Scheldwoordenboek

Marc de Coster (2007)

Gepubliceerd op 02-01-2020

boertje van buuten

betekenis & definitie

plattelander; boerenkinkel of sukkel. Genoemd naar een buitengewoon populair radioprogramma van de KRO, gepresenteerd door cabaretier Kees Schilperoort (19171999).

Deze speelde de rol van boer Gait-Jan Kruutmoes. Henk Jansen van Galen trad op als boer Lubbert van Gortel en Annie Palmen als boerin Drika.

De uitzendingen begonnen omstreeks 1950 en duurden ongeveer 26 jaar. Vanaf 30 juni 1966 kwam er een televisieversie.
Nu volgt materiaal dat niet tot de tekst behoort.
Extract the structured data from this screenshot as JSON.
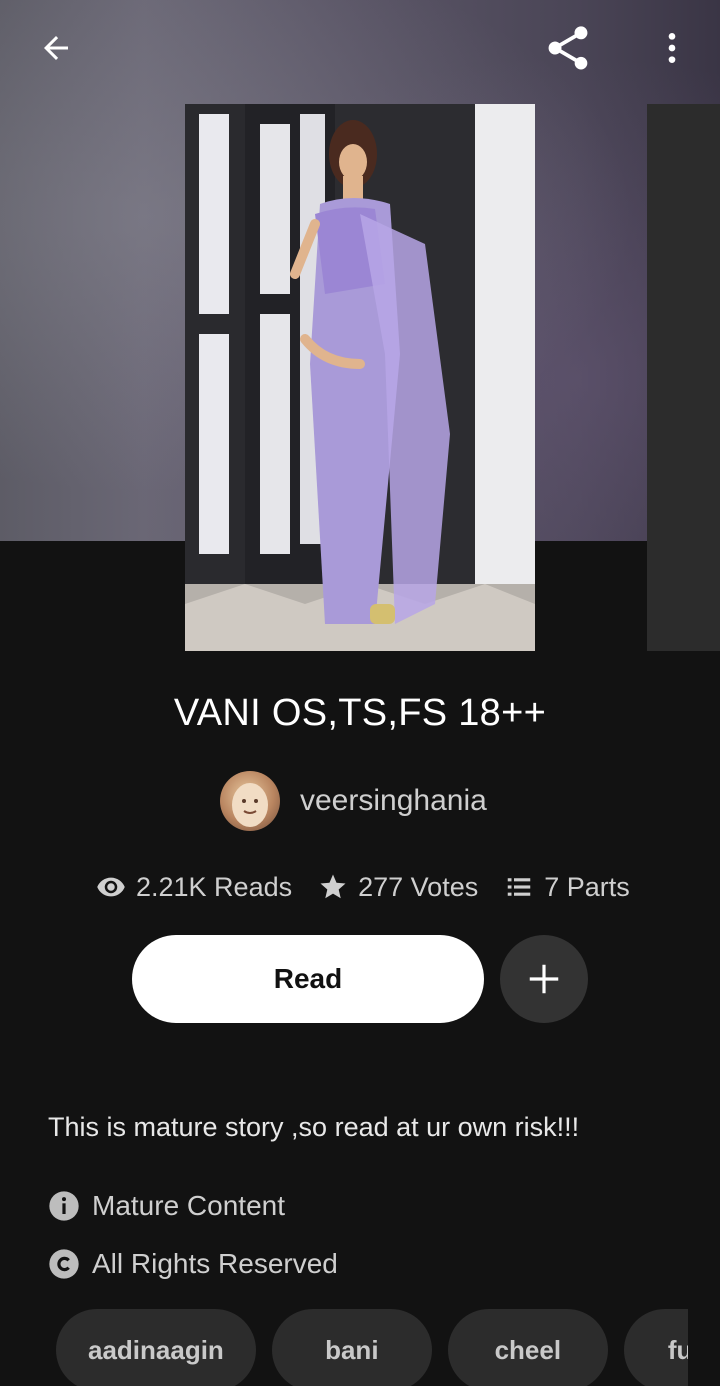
{
  "header": {
    "back_icon": "arrow-left-icon",
    "share_icon": "share-icon",
    "more_icon": "more-vertical-icon"
  },
  "story": {
    "title": "VANI OS,TS,FS 18++",
    "author": "veersinghania",
    "stats": {
      "reads": "2.21K Reads",
      "votes": "277 Votes",
      "parts": "7 Parts"
    },
    "read_label": "Read",
    "description": "This is mature story ,so read at ur own risk!!!",
    "mature_label": "Mature Content",
    "rights_label": "All Rights Reserved",
    "tags": [
      "aadinaagin",
      "bani",
      "cheel",
      "fu"
    ]
  },
  "colors": {
    "background": "#121212",
    "surface": "#2c2c2c",
    "text": "#ffffff",
    "muted": "#cfcfcf"
  }
}
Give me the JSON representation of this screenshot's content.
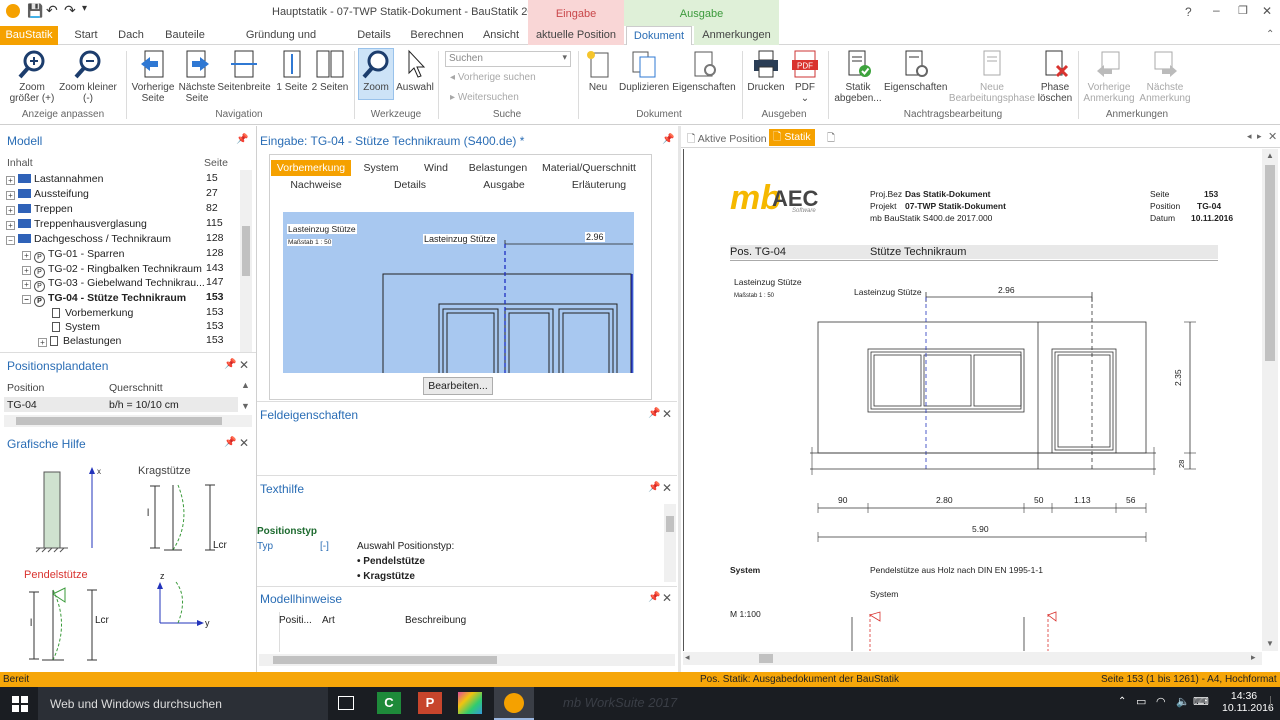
{
  "titlebar": {
    "title": "Hauptstatik - 07-TWP Statik-Dokument - BauStatik 2017",
    "context_eingabe": "Eingabe",
    "context_ausgabe": "Ausgabe",
    "win_buttons": [
      "?",
      "–",
      "❐",
      "✕"
    ]
  },
  "tabs": [
    "BauStatik",
    "Start",
    "Dach",
    "Bauteile",
    "Gründung und Grundbau",
    "Details",
    "Berechnen",
    "Ansicht",
    "aktuelle Position",
    "Dokument",
    "Anmerkungen"
  ],
  "ribbon": {
    "buttons": [
      {
        "label": "Zoom\ngrößer (+)"
      },
      {
        "label": "Zoom kleiner\n(-)"
      },
      {
        "label": "Vorherige\nSeite"
      },
      {
        "label": "Nächste\nSeite"
      },
      {
        "label": "Seitenbreite"
      },
      {
        "label": "1 Seite"
      },
      {
        "label": "2 Seiten"
      },
      {
        "label": "Zoom"
      },
      {
        "label": "Auswahl"
      },
      {
        "label": "Neu"
      },
      {
        "label": "Duplizieren"
      },
      {
        "label": "Eigenschaften"
      },
      {
        "label": "Drucken"
      },
      {
        "label": "PDF\n⌄"
      },
      {
        "label": "Statik\nabgeben..."
      },
      {
        "label": "Eigenschaften"
      },
      {
        "label": "Neue\nBearbeitungsphase"
      },
      {
        "label": "Phase\nlöschen"
      },
      {
        "label": "Vorherige\nAnmerkung"
      },
      {
        "label": "Nächste\nAnmerkung"
      }
    ],
    "search_placeholder": "Suchen",
    "search_prev": "Vorherige suchen",
    "search_next": "Weitersuchen",
    "groups": [
      "Anzeige anpassen",
      "Navigation",
      "Werkzeuge",
      "Suche",
      "Dokument",
      "Ausgeben",
      "Nachtragsbearbeitung",
      "Anmerkungen"
    ]
  },
  "modell": {
    "title": "Modell",
    "col_inhalt": "Inhalt",
    "col_seite": "Seite",
    "rows": [
      {
        "label": "Lastannahmen",
        "page": "15"
      },
      {
        "label": "Aussteifung",
        "page": "27"
      },
      {
        "label": "Treppen",
        "page": "82"
      },
      {
        "label": "Treppenhausverglasung",
        "page": "115"
      },
      {
        "label": "Dachgeschoss / Technikraum",
        "page": "128"
      },
      {
        "label": "TG-01 - Sparren",
        "page": "128"
      },
      {
        "label": "TG-02 - Ringbalken Technikraum",
        "page": "143"
      },
      {
        "label": "TG-03 - Giebelwand Technikrau...",
        "page": "147"
      },
      {
        "label": "TG-04 - Stütze Technikraum",
        "page": "153"
      },
      {
        "label": "Vorbemerkung",
        "page": "153"
      },
      {
        "label": "System",
        "page": "153"
      },
      {
        "label": "Belastungen",
        "page": "153"
      }
    ]
  },
  "positionsplan": {
    "title": "Positionsplandaten",
    "col_position": "Position",
    "col_querschnitt": "Querschnitt",
    "row_position": "TG-04",
    "row_querschnitt": "b/h = 10/10 cm"
  },
  "grafische_hilfe": {
    "title": "Grafische Hilfe",
    "kragstuetze": "Kragstütze",
    "pendelstuetze": "Pendelstütze",
    "x": "x",
    "z": "z",
    "y": "y",
    "l": "l",
    "lcr": "Lcr"
  },
  "eingabe": {
    "title": "Eingabe: TG-04 - Stütze Technikraum (S400.de) *",
    "tabs_row1": [
      "Vorbemerkung",
      "System",
      "Wind",
      "Belastungen",
      "Material/Querschnitt"
    ],
    "tabs_row2": [
      "Nachweise",
      "Details",
      "Ausgabe",
      "Erläuterung"
    ],
    "drawing_title": "Lasteinzug Stütze",
    "drawing_scale": "Maßstab 1 : 50",
    "drawing_label": "Lasteinzug Stütze",
    "drawing_dim": "2.96",
    "edit_button": "Bearbeiten..."
  },
  "feldeigenschaften": {
    "title": "Feldeigenschaften"
  },
  "texthilfe": {
    "title": "Texthilfe",
    "heading": "Positionstyp",
    "typ_label": "Typ",
    "typ_marker": "[-]",
    "description": "Auswahl Positionstyp:",
    "opt1": "• Pendelstütze",
    "opt2": "• Kragstütze"
  },
  "modellhinweise": {
    "title": "Modellhinweise",
    "col_pos": "Positi...",
    "col_art": "Art",
    "col_beschreibung": "Beschreibung"
  },
  "document": {
    "tab_active": "Aktive Position",
    "tab_statik": "Statik",
    "logo_mb": "mb",
    "logo_aec": "AEC",
    "logo_sub": "Software",
    "hdr_projbez_label": "Proj.Bez",
    "hdr_projbez": "Das Statik-Dokument",
    "hdr_projekt_label": "Projekt",
    "hdr_projekt": "07-TWP Statik-Dokument",
    "hdr_software": "mb BauStatik S400.de 2017.000",
    "hdr_seite_label": "Seite",
    "hdr_seite": "153",
    "hdr_position_label": "Position",
    "hdr_position": "TG-04",
    "hdr_datum_label": "Datum",
    "hdr_datum": "10.11.2016",
    "pos": "Pos. TG-04",
    "pos_title": "Stütze Technikraum",
    "draw_title": "Lasteinzug Stütze",
    "draw_scale": "Maßstab 1 : 50",
    "draw_label": "Lasteinzug Stütze",
    "dim_top": "2.96",
    "dim_h1": "2.35",
    "dim_h2": "28",
    "dims": [
      "90",
      "2.80",
      "50",
      "1.13",
      "56"
    ],
    "dim_total": "5.90",
    "system_label": "System",
    "system_text": "Pendelstütze aus Holz nach DIN EN 1995-1-1",
    "system_sub": "System",
    "scale": "M 1:100"
  },
  "status": {
    "left": "Bereit",
    "mid": "Pos. Statik: Ausgabedokument der BauStatik",
    "right": "Seite 153 (1 bis 1261) - A4, Hochformat"
  },
  "taskbar": {
    "search": "Web und Windows durchsuchen",
    "faded": "mb WorkSuite 2017",
    "time": "14:36",
    "date": "10.11.2016"
  }
}
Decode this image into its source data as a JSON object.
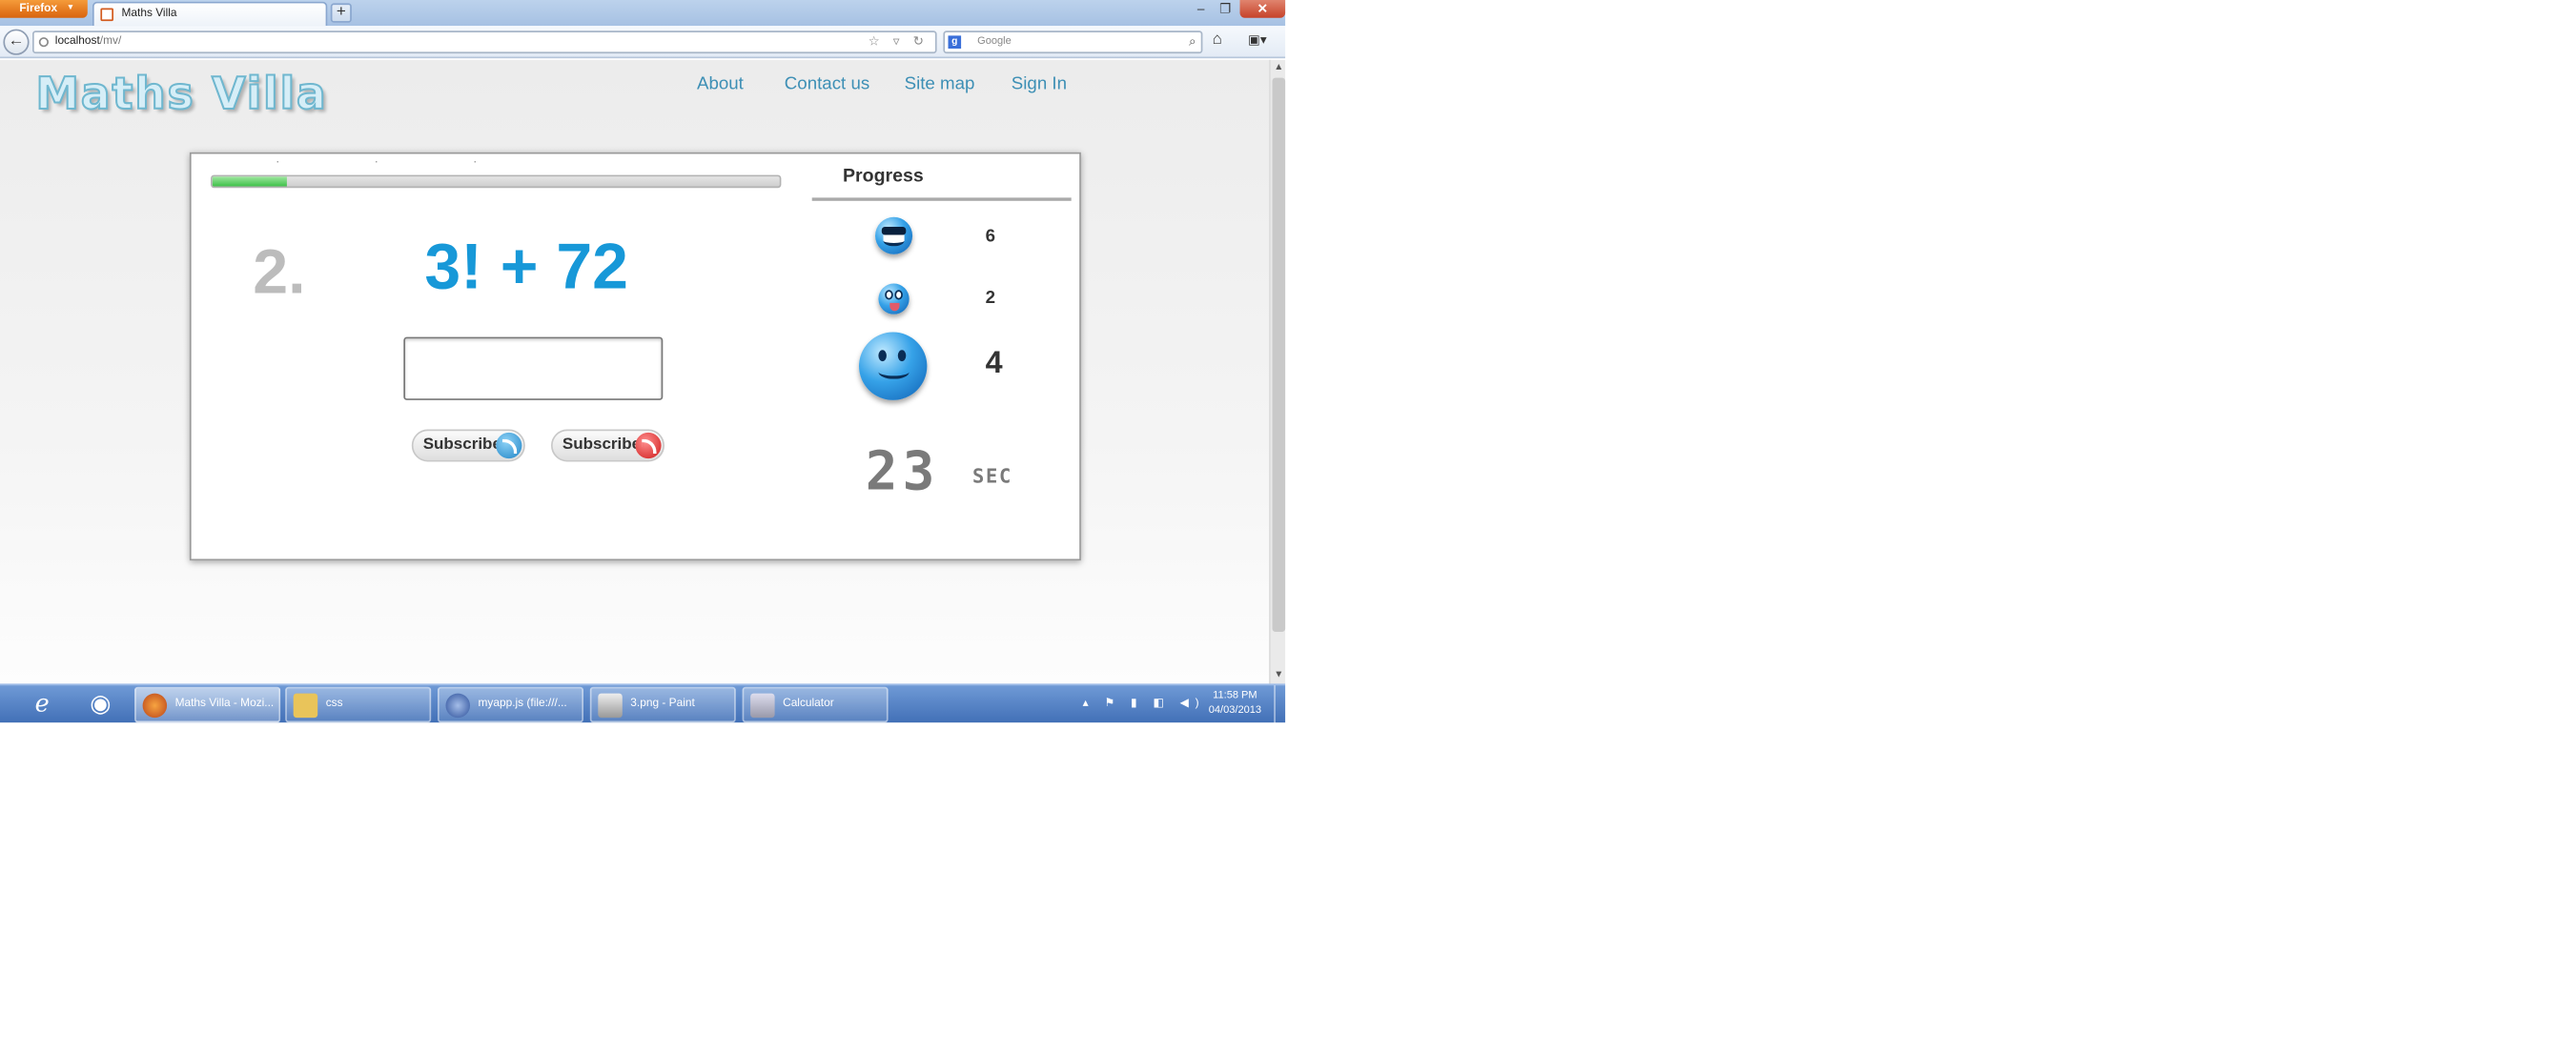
{
  "browser": {
    "app_button": "Firefox",
    "tab_title": "Maths Villa",
    "url_host": "localhost",
    "url_path": "/mv/",
    "search_placeholder": "Google"
  },
  "site": {
    "logo": "Maths Villa",
    "nav": [
      "About",
      "Contact us",
      "Site map",
      "Sign In"
    ]
  },
  "quiz": {
    "progress_fraction": 0.13,
    "question_number": "2.",
    "expression": "3! + 72",
    "answer_value": "",
    "subscribe_buttons": [
      "Subscribe",
      "Subscribe"
    ],
    "progress_heading": "Progress",
    "correct_count": "6",
    "wrong_count": "2",
    "total_count": "4",
    "timer_value": "23",
    "timer_unit": "SEC"
  },
  "taskbar": {
    "items": [
      {
        "label": "Maths Villa - Mozi..."
      },
      {
        "label": "css"
      },
      {
        "label": "myapp.js (file:///..."
      },
      {
        "label": "3.png - Paint"
      },
      {
        "label": "Calculator"
      }
    ],
    "time": "11:58 PM",
    "date": "04/03/2013"
  }
}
De boertjes spraken een Veluws dialect. Er zijn echter oudere varianten, zoals bijvoorbeeld landjonkertje van buuten: reeds teruggevonden in de Groene Amsterdammer van 13/10/1928.Mijn klant reageerde voortreffelijk, speciaal voor een boertje van buuten. (Harry Boting, Wie geeft me jatmous? 1965)

‘Jij bent net een boertje van buiten,’ zei Arjen. (Simon Vestdijk, Het verboden bacchanaal, 1969)

Hij ziet er uit als ’n boertje van buten, maar telkens als hij zijn hand opsteekt doet hij er 20.000 francs bij. (Simon Carmiggelt, Vroeger kon je lachen, 1977)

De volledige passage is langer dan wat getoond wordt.